Question

I'm needing some help with this "Cube root" problem. Please show me how to do this, I've been stuck erasing this off my dry erase board over and over and haven't been able to manage it

The cube root of 54x to the 8th power.

Answer 1

I'm sorry, I should clarify. They're asking me to simplify
"The cube root of 54x to the 8th power"

Answer 2

\[\sqrt[3]{54x^8}\]

Answer 3

like that?

Answer 4

Yes, exactly. Sorry, I don't exactly know how to write it like that in this text box.

Answer 5

But they're asking me to simplify that problem.

Answer 6

And here's where I get stuck.
I turn "The cube root of 54x^8"
into "the cube root of 27x^7 times 2x"
Then I split that apart. So it becomes the cube root of 27x, times the cube root of 2x. And I'm not sure where to go from there. Or "Why"

Answer 7

54=9*6=3*3*3*2 since its a cube root we need 3 of a kind so we can take a 3 and write it on the outside as for the x^8, 8/3=2 remainder 2, so x^2 can come outside the root but an x^2 must stay under, final answer : \[3x^{2}\sqrt[3]{2x^{2}}\]

Answer 8

do number by themselves then letters with exponents

Answer 9

How does "8/3=2 remainder 2" happen?

Answer 10

Oh wait, that's silly. I'm sorry

Answer 11

I'm putting a bit too much thought into it then I should I guess. Thanks for the help!

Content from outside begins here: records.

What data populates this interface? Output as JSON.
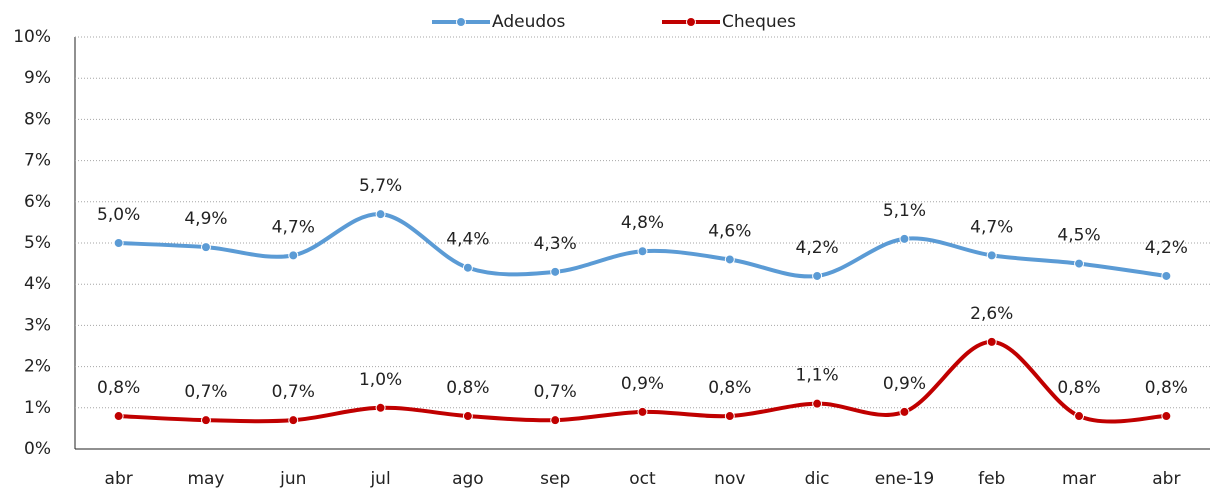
{
  "chart_data": {
    "type": "line",
    "categories": [
      "abr",
      "may",
      "jun",
      "jul",
      "ago",
      "sep",
      "oct",
      "nov",
      "dic",
      "ene-19",
      "feb",
      "mar",
      "abr"
    ],
    "series": [
      {
        "name": "Adeudos",
        "color": "#5b9bd5",
        "values": [
          5.0,
          4.9,
          4.7,
          5.7,
          4.4,
          4.3,
          4.8,
          4.6,
          4.2,
          5.1,
          4.7,
          4.5,
          4.2
        ],
        "value_labels": [
          "5,0%",
          "4,9%",
          "4,7%",
          "5,7%",
          "4,4%",
          "4,3%",
          "4,8%",
          "4,6%",
          "4,2%",
          "5,1%",
          "4,7%",
          "4,5%",
          "4,2%"
        ]
      },
      {
        "name": "Cheques",
        "color": "#c00000",
        "values": [
          0.8,
          0.7,
          0.7,
          1.0,
          0.8,
          0.7,
          0.9,
          0.8,
          1.1,
          0.9,
          2.6,
          0.8,
          0.8
        ],
        "value_labels": [
          "0,8%",
          "0,7%",
          "0,7%",
          "1,0%",
          "0,8%",
          "0,7%",
          "0,9%",
          "0,8%",
          "1,1%",
          "0,9%",
          "2,6%",
          "0,8%",
          "0,8%"
        ]
      }
    ],
    "ylim": [
      0,
      10
    ],
    "yticks": [
      {
        "value": 0,
        "label": "0%"
      },
      {
        "value": 1,
        "label": "1%"
      },
      {
        "value": 2,
        "label": "2%"
      },
      {
        "value": 3,
        "label": "3%"
      },
      {
        "value": 4,
        "label": "4%"
      },
      {
        "value": 5,
        "label": "5%"
      },
      {
        "value": 6,
        "label": "6%"
      },
      {
        "value": 7,
        "label": "7%"
      },
      {
        "value": 8,
        "label": "8%"
      },
      {
        "value": 9,
        "label": "9%"
      },
      {
        "value": 10,
        "label": "10%"
      }
    ],
    "grid": true,
    "smooth": true,
    "legend": "top"
  }
}
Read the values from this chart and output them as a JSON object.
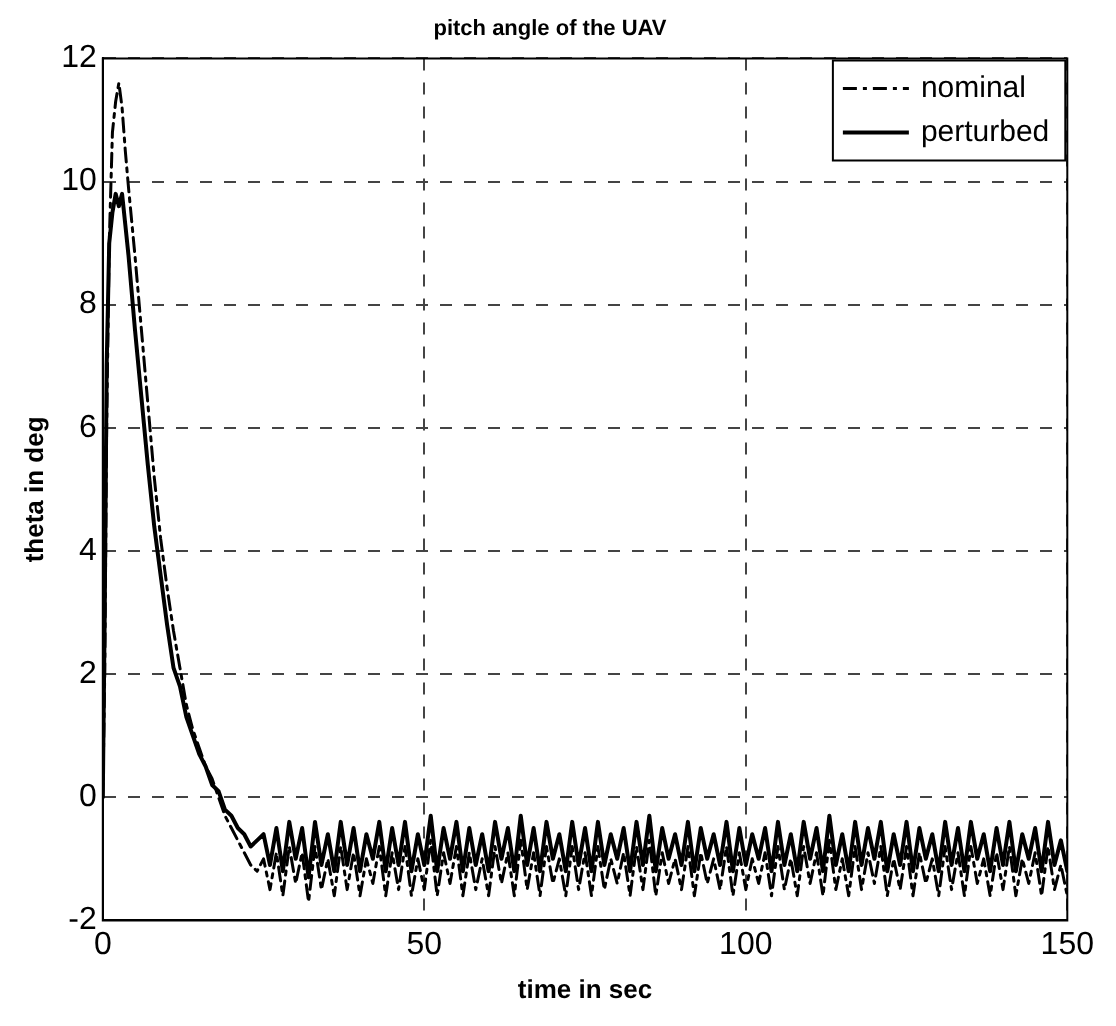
{
  "chart_data": {
    "type": "line",
    "title": "pitch angle of the UAV",
    "xlabel": "time in sec",
    "ylabel": "theta in deg",
    "x": [
      0,
      0.3,
      0.6,
      1,
      1.5,
      2,
      2.5,
      3,
      3.5,
      4,
      5,
      6,
      7,
      8,
      9,
      10,
      11,
      12,
      13,
      14,
      15,
      16,
      17,
      18,
      19,
      20,
      21,
      22,
      23,
      24,
      25,
      26,
      27,
      28,
      29,
      30,
      31,
      32,
      33,
      34,
      35,
      36,
      37,
      38,
      39,
      40,
      41,
      42,
      43,
      44,
      45,
      46,
      47,
      48,
      49,
      50,
      51,
      52,
      53,
      54,
      55,
      56,
      57,
      58,
      59,
      60,
      61,
      62,
      63,
      64,
      65,
      66,
      67,
      68,
      69,
      70,
      71,
      72,
      73,
      74,
      75,
      76,
      77,
      78,
      79,
      80,
      81,
      82,
      83,
      84,
      85,
      86,
      87,
      88,
      89,
      90,
      91,
      92,
      93,
      94,
      95,
      96,
      97,
      98,
      99,
      100,
      101,
      102,
      103,
      104,
      105,
      106,
      107,
      108,
      109,
      110,
      111,
      112,
      113,
      114,
      115,
      116,
      117,
      118,
      119,
      120,
      121,
      122,
      123,
      124,
      125,
      126,
      127,
      128,
      129,
      130,
      131,
      132,
      133,
      134,
      135,
      136,
      137,
      138,
      139,
      140,
      141,
      142,
      143,
      144,
      145,
      146,
      147,
      148,
      149,
      150
    ],
    "series": [
      {
        "name": "nominal",
        "color": "#000000",
        "line_style": "dashed",
        "values": [
          0,
          2,
          6,
          9,
          10.8,
          11.3,
          11.6,
          11.2,
          10.5,
          9.9,
          8.8,
          7.6,
          6.4,
          5.2,
          4.2,
          3.4,
          2.7,
          2.1,
          1.5,
          1.1,
          0.8,
          0.5,
          0.3,
          0,
          -0.3,
          -0.5,
          -0.7,
          -0.9,
          -1.1,
          -1.2,
          -1,
          -1.5,
          -0.9,
          -1.6,
          -0.8,
          -1.4,
          -0.9,
          -1.7,
          -0.8,
          -1.5,
          -1,
          -1.6,
          -0.8,
          -1.5,
          -0.9,
          -1.6,
          -1,
          -1.4,
          -0.8,
          -1.6,
          -0.9,
          -1.5,
          -0.8,
          -1.6,
          -1,
          -1.5,
          -0.7,
          -1.6,
          -0.9,
          -1.4,
          -0.8,
          -1.6,
          -0.9,
          -1.5,
          -1,
          -1.6,
          -0.8,
          -1.4,
          -0.9,
          -1.6,
          -0.7,
          -1.5,
          -0.9,
          -1.6,
          -0.8,
          -1.4,
          -1,
          -1.6,
          -0.8,
          -1.5,
          -0.9,
          -1.6,
          -0.8,
          -1.5,
          -1,
          -1.4,
          -0.9,
          -1.6,
          -0.8,
          -1.5,
          -0.7,
          -1.6,
          -0.9,
          -1.4,
          -1,
          -1.5,
          -0.8,
          -1.6,
          -0.9,
          -1.4,
          -1,
          -1.5,
          -0.8,
          -1.6,
          -0.9,
          -1.5,
          -1,
          -1.4,
          -0.9,
          -1.6,
          -0.8,
          -1.5,
          -1,
          -1.6,
          -0.8,
          -1.4,
          -0.9,
          -1.6,
          -0.7,
          -1.5,
          -1,
          -1.6,
          -0.8,
          -1.5,
          -0.9,
          -1.4,
          -0.8,
          -1.6,
          -1,
          -1.5,
          -0.8,
          -1.6,
          -0.9,
          -1.4,
          -1,
          -1.6,
          -0.8,
          -1.5,
          -0.9,
          -1.6,
          -0.8,
          -1.4,
          -1,
          -1.6,
          -0.9,
          -1.5,
          -0.8,
          -1.6,
          -1,
          -1.4,
          -0.9,
          -1.6,
          -0.8,
          -1.5,
          -1.1,
          -1.6
        ]
      },
      {
        "name": "perturbed",
        "color": "#000000",
        "line_style": "solid",
        "values": [
          0,
          3,
          7,
          9,
          9.5,
          9.8,
          9.6,
          9.8,
          9.3,
          8.8,
          7.6,
          6.5,
          5.4,
          4.4,
          3.6,
          2.8,
          2.1,
          1.8,
          1.3,
          1,
          0.7,
          0.5,
          0.2,
          0.1,
          -0.2,
          -0.3,
          -0.5,
          -0.6,
          -0.8,
          -0.7,
          -0.6,
          -1.1,
          -0.5,
          -1.2,
          -0.4,
          -1,
          -0.5,
          -1.3,
          -0.4,
          -1.1,
          -0.6,
          -1.2,
          -0.4,
          -1.1,
          -0.5,
          -1.2,
          -0.6,
          -1,
          -0.4,
          -1.2,
          -0.5,
          -1.1,
          -0.4,
          -1.2,
          -0.6,
          -1.1,
          -0.3,
          -1.2,
          -0.5,
          -1,
          -0.4,
          -1.2,
          -0.5,
          -1.1,
          -0.6,
          -1.2,
          -0.4,
          -1,
          -0.5,
          -1.2,
          -0.3,
          -1.1,
          -0.5,
          -1.2,
          -0.4,
          -1,
          -0.6,
          -1.2,
          -0.4,
          -1.1,
          -0.5,
          -1.2,
          -0.4,
          -1.1,
          -0.6,
          -1,
          -0.5,
          -1.2,
          -0.4,
          -1.1,
          -0.3,
          -1.2,
          -0.5,
          -1,
          -0.6,
          -1.1,
          -0.4,
          -1.2,
          -0.5,
          -1,
          -0.6,
          -1.1,
          -0.4,
          -1.2,
          -0.5,
          -1.1,
          -0.6,
          -1,
          -0.5,
          -1.2,
          -0.4,
          -1.1,
          -0.6,
          -1.2,
          -0.4,
          -1,
          -0.5,
          -1.2,
          -0.3,
          -1.1,
          -0.6,
          -1.2,
          -0.4,
          -1.1,
          -0.5,
          -1,
          -0.4,
          -1.2,
          -0.6,
          -1.1,
          -0.4,
          -1.2,
          -0.5,
          -1,
          -0.6,
          -1.2,
          -0.4,
          -1.1,
          -0.5,
          -1.2,
          -0.4,
          -1,
          -0.6,
          -1.2,
          -0.5,
          -1.1,
          -0.4,
          -1.2,
          -0.6,
          -1,
          -0.5,
          -1.2,
          -0.4,
          -1.1,
          -0.7,
          -1.2
        ]
      }
    ],
    "xlim": [
      0,
      150
    ],
    "xticks": [
      0,
      50,
      100,
      150
    ],
    "ylim": [
      -2,
      12
    ],
    "yticks": [
      -2,
      0,
      2,
      4,
      6,
      8,
      10,
      12
    ],
    "grid": true,
    "legend": "top right",
    "marker": "none"
  }
}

I think it's starting to click with me now.

Answer 12

when you have a letter such as x^8 to see how many x's can be written on the outside you must divide by whatever root it is (square, cube, 4th root etc) so 8/3 =2 so X^2 can be written on the outside however the remainder of 8/3=2 so x^2 stays under the root as well

Answer 13

example \[\sqrt[4]{y^{16}h^{5}g^{7}}\]

Answer 14

16/4=4 so y^4 written on outside of root, 5/4= 1 and remainder 1 therefore h^1 written on outside and h^1 remains under root, 7/4=1 remainder 3 so g^3 stays under root leaving us with :\[y^{4}h^{1}g^{1}\sqrt[4]{h^{1}g^{3}}\]